San Juan Crisóstomo (347 – 407), escribió: “Quien se irrita sin motivo es
culpable, pero quien se irrita con causa justa no es culpable”. ¿Qué significa
exactamente esta expresión? ¿En qué sentido podemos decir que la ira está justificada o
no? ¿No había dicho Jesús en el sermón de la montaña que “todo aquél que se
encolerice contra su hermano será reo ante el tribunal” (Mt 5, 22)? ¿Cómo conciliar el
Evangelio con las expresiones del Padre apologeta de la Iglesia oriental del siglo IV?
¿De qué clase de ira estamos hablando?
Antes del cristianismo, el primero que reflexionó sobre esta cuestión con cierta
amplitud fue Platón en el libro de La República. Allí identificó los tres tipos de alma,
definidas como la concupiscente, la pasional y la racional. Precisamente la Ira es el
término que fue asociado con el alma pasional bajo la expresión griega Thymos. Pero
este concepto significaba mucho más que la sola ira, en el sentido de cólera. Era el
impulso que mueve al hombre a actuar en una situación de peligro, como el soldado en
tiempos de guerra o el indignado ante una situación de injusticia.
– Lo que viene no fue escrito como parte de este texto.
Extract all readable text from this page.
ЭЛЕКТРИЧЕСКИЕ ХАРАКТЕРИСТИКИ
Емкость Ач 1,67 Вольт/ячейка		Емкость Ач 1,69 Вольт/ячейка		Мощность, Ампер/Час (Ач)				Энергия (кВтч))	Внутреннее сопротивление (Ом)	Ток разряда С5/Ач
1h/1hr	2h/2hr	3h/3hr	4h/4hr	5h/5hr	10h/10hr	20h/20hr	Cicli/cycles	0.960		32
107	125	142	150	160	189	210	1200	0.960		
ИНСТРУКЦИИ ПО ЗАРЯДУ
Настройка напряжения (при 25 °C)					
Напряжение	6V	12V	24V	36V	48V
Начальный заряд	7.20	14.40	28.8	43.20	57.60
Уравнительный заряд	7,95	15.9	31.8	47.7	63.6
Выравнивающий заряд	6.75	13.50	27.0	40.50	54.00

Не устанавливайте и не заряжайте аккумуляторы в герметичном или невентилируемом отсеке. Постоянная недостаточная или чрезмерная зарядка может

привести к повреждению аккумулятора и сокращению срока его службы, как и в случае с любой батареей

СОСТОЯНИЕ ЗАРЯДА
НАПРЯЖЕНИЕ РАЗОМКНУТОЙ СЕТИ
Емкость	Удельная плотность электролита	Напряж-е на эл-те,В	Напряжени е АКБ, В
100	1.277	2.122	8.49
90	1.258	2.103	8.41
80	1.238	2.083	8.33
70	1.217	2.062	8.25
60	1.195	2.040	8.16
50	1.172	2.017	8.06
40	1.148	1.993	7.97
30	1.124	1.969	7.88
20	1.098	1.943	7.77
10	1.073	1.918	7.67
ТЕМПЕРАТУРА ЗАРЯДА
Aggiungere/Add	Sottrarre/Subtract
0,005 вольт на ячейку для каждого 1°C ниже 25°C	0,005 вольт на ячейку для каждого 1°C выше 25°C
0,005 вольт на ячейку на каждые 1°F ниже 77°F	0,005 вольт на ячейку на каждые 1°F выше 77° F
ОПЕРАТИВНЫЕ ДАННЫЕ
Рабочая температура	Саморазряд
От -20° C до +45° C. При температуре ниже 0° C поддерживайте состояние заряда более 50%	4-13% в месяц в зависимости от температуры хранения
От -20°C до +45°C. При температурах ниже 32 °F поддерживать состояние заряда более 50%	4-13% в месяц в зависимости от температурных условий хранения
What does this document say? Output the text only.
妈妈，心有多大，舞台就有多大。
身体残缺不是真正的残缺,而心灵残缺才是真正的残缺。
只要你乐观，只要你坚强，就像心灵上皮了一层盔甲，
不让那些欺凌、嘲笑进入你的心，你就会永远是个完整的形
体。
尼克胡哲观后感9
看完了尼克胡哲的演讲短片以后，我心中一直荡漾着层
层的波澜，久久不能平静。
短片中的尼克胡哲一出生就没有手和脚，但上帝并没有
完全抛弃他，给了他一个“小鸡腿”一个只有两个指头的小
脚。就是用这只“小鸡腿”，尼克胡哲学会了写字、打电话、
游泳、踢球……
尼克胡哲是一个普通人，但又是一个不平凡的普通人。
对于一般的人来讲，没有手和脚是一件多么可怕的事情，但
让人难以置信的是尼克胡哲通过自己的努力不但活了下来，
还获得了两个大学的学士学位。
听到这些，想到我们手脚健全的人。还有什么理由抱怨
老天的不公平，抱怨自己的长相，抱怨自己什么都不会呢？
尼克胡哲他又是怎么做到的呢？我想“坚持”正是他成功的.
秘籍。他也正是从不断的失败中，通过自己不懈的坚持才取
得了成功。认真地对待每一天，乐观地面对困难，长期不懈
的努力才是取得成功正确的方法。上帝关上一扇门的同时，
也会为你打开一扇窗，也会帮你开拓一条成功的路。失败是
Platón mostró en este
marco que, si las virtudes de la moderación y la valentía acompañaban a dicha ira,
podían dirigirla por el camino correcto de la razón.
Posteriormente Aristóteles en la Ética a Nicómaco, al desarrollar la doctrina de
las virtudes como el justo medio entre el exceso y el defecto, identificó la ira como un
área común de la naturaleza humana, cuyo exceso y vicio sería la del iracundo, mientras
su defecto sería ser incapaz de ira. En otras palabras, que no es sólo un vicio dejarse
arrastrar por la ira, sino que también es igualmente inadecuado y no corresponde con la
naturaleza humana no ser capaz de tenerla. En ese sentido debemos recordar que lo que
llamamos propiamente virtud es una cuestión de carácter, no de temperamento. Es decir
que corresponde con la así llamada, segunda naturaleza. Lo que conlleva un trabajo y
un esfuerzo en términos de construirse una forma de ser sobre la base de aquel genotipo
con el que venimos al mundo. De allí que la virtud como justo medio que identifica
Aristóteles es la de la apacibilidad. Es decir, el carácter de llevar a cabo la buena obra
desde la paz sin negar la naturaleza de la ira.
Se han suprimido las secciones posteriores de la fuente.